A. Esta é uma instituição pequena, mas ao mesmo tempo muito grande. Temos uma coleção de quase 800.000 objetos. É muito, é imenso. Como somos pequenos, temos que trabalhar mais, mas também somos mais ágeis.
P. A cultura hispânica tem sido tratada como marginal nos Estados Unidos há muito tempo. Isso está mudando?
A. Não sei se é algo marginal. Nos Estados Unidos, as pessoas comem muita comida espanhola, bebem muito vinho espanhol e o cifrão é espanhol. O problema é que os americanos não percebem a influência que a Espanha tem em sua cultura. As pessoas esquecem um pouco disso e eu não consigo explicar o porquê.
P. Você, assim como mais de 60 milhões de pessoas nos Estados Unidos, fala espanhol perfeitamente. É hora do espanhol?
R. Em pouco mais da metade da população dos EUA, o espanhol será falado . Nossos programas agora estão disponíveis em inglês e espanhol para ajudar as famílias a manter sua herança linguística. Nos Estados Unidos, muitos ainda veem o espanhol como uma língua de segunda classe, mas estou começando a ver uma mudança de paradigma. Muitos novos líderes falam espanhol e estão mudando as regras do jogo. Veja Bad Bunny , Rosalía, ou o caso da atriz Eva Longoria , que está aprendendo uma língua perdida.
P. Mas o americano médio nem sabe onde fica a Espanha.
A. Não concordo. As pessoas que conheço amam a Espanha. Mas talvez eu esteja errado.
P. Trump disse em sua última campanha que os latinos querem ser chamados de “hispânicos”.
R. As palavras têm usos políticos. Claro que “hispânico” está mais próximo de Espanha, porque Hispânia era o nome antigo da Península, e “latino” é um termo que surgiu muito depois. Mas no final, não são as palavras que importam. O que importa são as pessoas.

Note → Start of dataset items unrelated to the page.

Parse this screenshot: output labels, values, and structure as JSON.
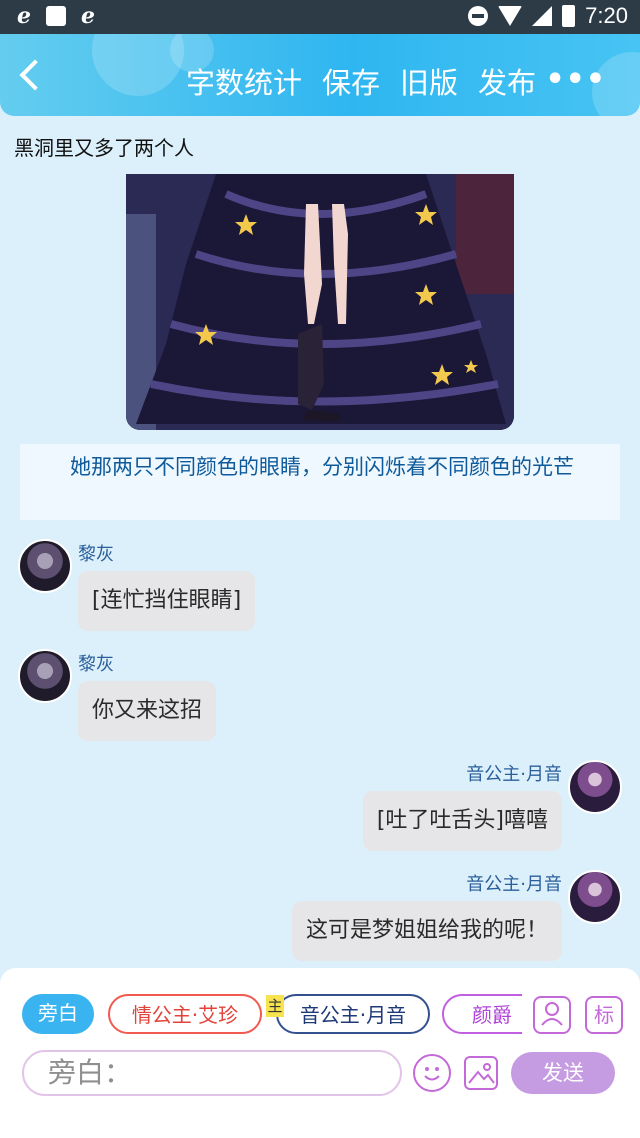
{
  "status_bar": {
    "left_icons": [
      "e",
      "e"
    ],
    "time": "7:20"
  },
  "header": {
    "actions": [
      "字数统计",
      "保存",
      "旧版",
      "发布"
    ],
    "more_label": "•••"
  },
  "story": {
    "title": "黑洞里又多了两个人",
    "narration": "她那两只不同颜色的眼睛，分别闪烁着不同颜色的光芒"
  },
  "messages": [
    {
      "speaker": "黎灰",
      "text": "[连忙挡住眼睛]",
      "side": "left",
      "avatar": "lihui-avatar"
    },
    {
      "speaker": "黎灰",
      "text": "你又来这招",
      "side": "left",
      "avatar": "lihui-avatar"
    },
    {
      "speaker": "音公主·月音",
      "text": "[吐了吐舌头]嘻嘻",
      "side": "right",
      "avatar": "yuein-avatar"
    },
    {
      "speaker": "音公主·月音",
      "text": "这可是梦姐姐给我的呢！",
      "side": "right",
      "avatar": "yuein-avatar"
    }
  ],
  "composer": {
    "roles": [
      "旁白",
      "情公主·艾珍",
      "音公主·月音",
      "颜爵"
    ],
    "main_tag": "主",
    "tool_label": "标",
    "input_value": "旁白：",
    "send_label": "发送"
  },
  "colors": {
    "header_accent": "#2fb6f0",
    "narration_text": "#0f5a9a",
    "send_button": "#c59be2"
  }
}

P. Existe alguma figura como Huntington nos Estados Unidos atualmente, um patrono da cultura espanhola desse porte?
R. Há colecionadores muito importantes de arte espanhola e latina, embora eu não saiba se alguém é tão dedicado à Espanha. Mas podemos procurá-lo.
P. Já faz alguns anos que há algum revisionismo sobre como Huntington adquiriu sua coleção . Você está estudando isso?
R. Isso é muito interessante. Como curador de pintura espanhola no Louvre, muitas vezes me deparei com um sentimento de desconforto por parte dos espanhóis em relação ao tema da invasão napoleônica e da Guerra da Independência. Disseram-me: “Os franceses saquearam-nos.” E foi muito justo, porque foi isso que aconteceu. Mas nunca senti nada parecido em relação à doença de Huntington. Pelo contrário, as pessoas nos recebem aqui com muito carinho e veem o hispânico como uma declaração de amor à Espanha. E isso tem uma razão: Huntington sempre teve imenso respeito pela Espanha, pelo povo espanhol e pela herança espanhola, e ele nunca quis tirar nada da Espanha. Em um de seus diários, ele disse que pinturas são como pássaros, que não devem ser perturbadas ou removidas de suas árvores. E ele disse que aqueles que perderam sua árvore tinham que ser salvos, que eles tinham que receber uma nova árvore. A Sociedade Hispânica é uma árvore que abriga pinturas perdidas da arte espanhola.